Themes.org Returning
Well, a number of readers noted, and I've been on X-Chat with ElCoronel and technoir regarding themes.org. It's been down for the last day or so due to some technical difficulties (hard drive go buh-bye!), but it should be returning soon -- it was not Apple seizing the hardware, like a couple of submitters had thought.Most of you probably noticed that Themes is back-up - thanks to Patrick Ashmore, Tony Ramos, and Marc Merlin (and anyone else I forgot) for riding the evil-hell bus of late night sysadmining, finding the problem and fixing it.
Hmm...I'm not sure it's an actual do-able idea - but I'd start with ONE wm, and make it compatible with the rest - then add the others.
For example...the original poster's itch was using Windowmaker themes in Sawfish. OK - first you have to make a "generic" Windowmaker theme for Sawfish (or if there's already a good one available, modify that) with "hooks" for the various Windowmaker theme components (gradients, pixmaps, etc...) -- then you'll have to make a parser that goes through the Windowmaker theme, and converts everything to a format your meta-theme can understand.
I'm not much of a programmer myself (I dabble in perl a bit) but that's a heckuva lot more complicated than I just made it sound. =)
The real problems will come when you're trying to convert a theme from an "uber-shell wm" like Enlightenment (that has many, many different configs) to a more restrictive wm, like Windowmaker.
Shouldn't the stormtroopers' whole body armor be in the iMac colors?
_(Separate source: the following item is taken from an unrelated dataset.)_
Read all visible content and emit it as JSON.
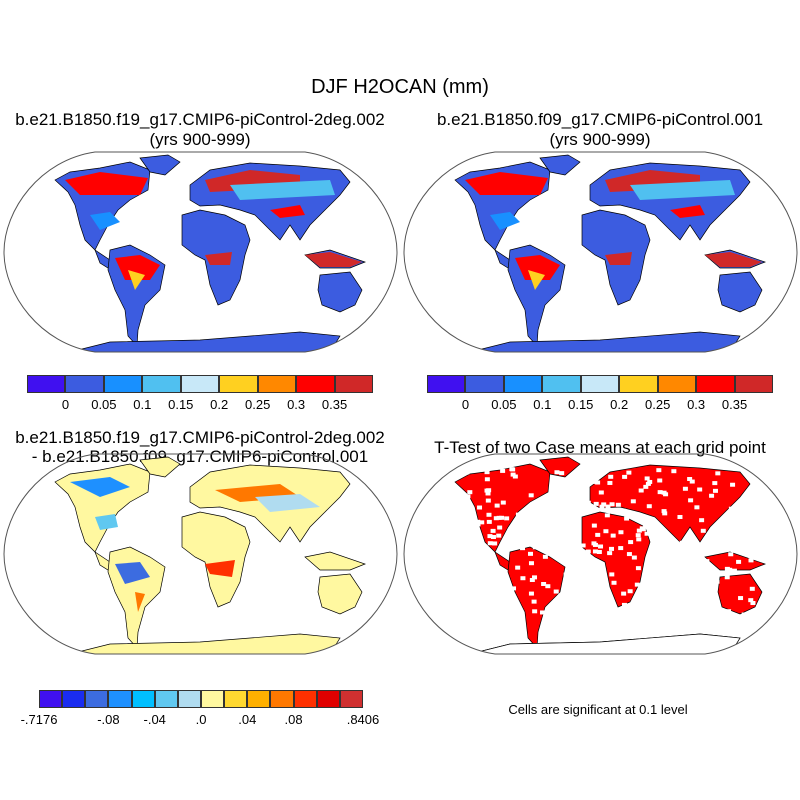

Ruby, Indigo, Snow, Sage, Graphite, Tangarine, etc.
Mike
it was *not* Apple seizing the hardware
I just got an image in my head of a bunch of Apple stormtroopers, looking much like the Star Wars versions, except with different colored, large, shiny apple logos on their chest, marching in and siezing hardware. And Jeff Goldblum, dressed in black, coming in right behind them, saying "I want those themes.org maintainers alive!"
--
python -c "x='python -c %sx=%s; print x%%(chr(34),repr(x),chr(34))%s'; print x%(chr(34),repr(x),chr(34))"
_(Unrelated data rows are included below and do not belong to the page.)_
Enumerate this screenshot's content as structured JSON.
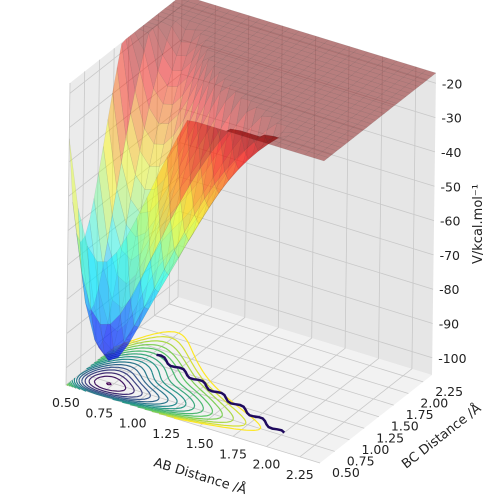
{
  "chart_data": {
    "type": "surface3d",
    "title": "",
    "xlabel": "AB Distance /Å",
    "ylabel": "BC Distance /Å",
    "zlabel": "V/kcal.mol⁻¹",
    "x_ticks": [
      "0.50",
      "0.75",
      "1.00",
      "1.25",
      "1.50",
      "1.75",
      "2.00",
      "2.25"
    ],
    "y_ticks": [
      "0.50",
      "0.75",
      "1.00",
      "1.25",
      "1.50",
      "1.75",
      "2.00",
      "2.25"
    ],
    "z_ticks": [
      "-100",
      "-90",
      "-80",
      "-70",
      "-60",
      "-50",
      "-40",
      "-30",
      "-20"
    ],
    "xlim": [
      0.5,
      2.4
    ],
    "ylim": [
      0.5,
      2.4
    ],
    "zlim": [
      -105,
      -17
    ],
    "surface_colormap": "jet",
    "contour_colormap": "viridis",
    "surface_sample": {
      "x": [
        0.5,
        0.75,
        1.0,
        1.5,
        2.0,
        2.4
      ],
      "y_far_valley": -100,
      "plateau": -23,
      "repulsive_wall_max": -20
    },
    "trajectory": {
      "color": "#1f0a5e",
      "start": [
        0.78,
        1.4
      ],
      "end": [
        2.0,
        0.78
      ]
    }
  }
}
So, yes, many people are suspicious of Apple, and based on Apple's history, there is some reason for that. I think one can ask with equal justification why so many people are so in love with Apple. The truth is probably somewhere in between: Apple is primarily a money-making venture; innovation, law suits, image, style, quality, open source, and other issues are merely means to that end. Sometimes, they may be genuine, sometimes they are merely faked.